The first time around, lockdown birthed a wave of artisan bread makers and K-Fry truthers. This time, it’s the craftspeople’s turn.
If you live in Auckland, the likelihood is you’ve been spending a lot more time inside than you usually do. Not only because the city has been placed into a level three lockdown, but because the weather has also been characteristically shitty.
Online shopping data suggests a lot of Aucklanders have figured out what to do with the spare minutes we’ve gained by not having to sit through the commute to work, and this time it’s not the home sourdough experts filling our feeds – lockdown 2.0 is shaping up to be the lockdown of sewing.
“As witnessed with bread making and baking goods previously, consumers appear to change their shopping habits when they are in lockdown, looking to buy items that not only assist them in their day-to-day life but also help pass the time, too,” said Liisa Matinvesi-Bassett from PriceSpy.
In April, Foodstuffs reported an increase of 1.5 million kilograms of flour sold than at the same time last year. Searches for bread makers soared 1184% between March 1 and April 13, according to PriceSpy, but this lockdown it’s been the sewing machines that have been collecting clicks.
New figures from PriceSpy show that clicks on sewing machines online went up 70% from mid-July to mid-August last year, and it doesn’t take much scrolling on social media to get a gauge of why their popularity may be soaring.

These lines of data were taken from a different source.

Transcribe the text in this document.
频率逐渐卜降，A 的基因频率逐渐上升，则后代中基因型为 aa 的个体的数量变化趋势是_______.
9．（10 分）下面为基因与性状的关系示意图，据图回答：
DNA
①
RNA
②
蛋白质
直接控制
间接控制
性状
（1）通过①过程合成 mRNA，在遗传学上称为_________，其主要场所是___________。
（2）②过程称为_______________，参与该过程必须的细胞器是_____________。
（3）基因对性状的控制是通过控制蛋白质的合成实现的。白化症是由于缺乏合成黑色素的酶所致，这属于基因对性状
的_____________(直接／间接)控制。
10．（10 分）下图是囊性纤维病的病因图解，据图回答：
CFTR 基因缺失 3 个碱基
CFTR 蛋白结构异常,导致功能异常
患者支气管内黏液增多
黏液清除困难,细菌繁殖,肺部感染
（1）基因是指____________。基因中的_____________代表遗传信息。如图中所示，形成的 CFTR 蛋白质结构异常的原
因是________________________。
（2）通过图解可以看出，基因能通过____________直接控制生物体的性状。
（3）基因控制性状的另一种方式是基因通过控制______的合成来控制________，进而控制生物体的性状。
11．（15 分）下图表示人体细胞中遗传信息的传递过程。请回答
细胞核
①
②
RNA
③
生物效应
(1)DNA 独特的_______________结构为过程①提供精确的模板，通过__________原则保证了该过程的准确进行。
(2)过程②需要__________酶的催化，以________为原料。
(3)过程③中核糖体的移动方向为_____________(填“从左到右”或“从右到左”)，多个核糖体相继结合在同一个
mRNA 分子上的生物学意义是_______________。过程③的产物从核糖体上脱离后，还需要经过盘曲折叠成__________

With the government and Ministry of Health urging increased mask use, there’s been a surge in companies and individuals creating reusable masks, both for themselves and to sell. The demand is high, and for some, including dozens of businesses and individuals advertising on New Zealand made Facebook page “Chooice” there’s a healthy profit to be made.
Last time I visited home, I took my sister’s sewing machine from her room and brought it to Auckland with me. I had big plans to re-hem a couple pairs of pants, take in the waistband of a skirt and fix the giant hole in the crotch of my partner’s favourite pyjamas, but after a couple of months I still haven’t quite figured out how to thread it.
For those with more of a knack, and access to the machine’s manual (which my sister lost years ago), the task of sewing a mask seems relatively simple, and for some selling them has turned into a full-time job. Shiana Weir has been making masks to sell on the Chooice Facebook page, and says the demand has been overwhelming. At this stage it’s just her and her sewing machine, and she says completing all the orders has meant a lot of late nights.
“I’ve been up until 3am multiple nights,” she said. “I’m looking at bringing on another friend [to help] as demand is high enough to warrant it.”
Weir is usually a sustainable stylist, and when she saw the increasing demand for masks, she thought using her leftover fabrics would be a great way to incorporate sustainability into making masks. In the past three days, she’s made over $1,500 from her masks. “There have been machine issues, courier delays – which affect both sending and waiting on more supplies, it’s a bit insane.”
While I leave talented folks like Weir, who’ve progressed well past learning how to thread their machines, to stick to their sewing, I’ll be in the kitchen trying to save the sourdough starter I haven’t touched since level four.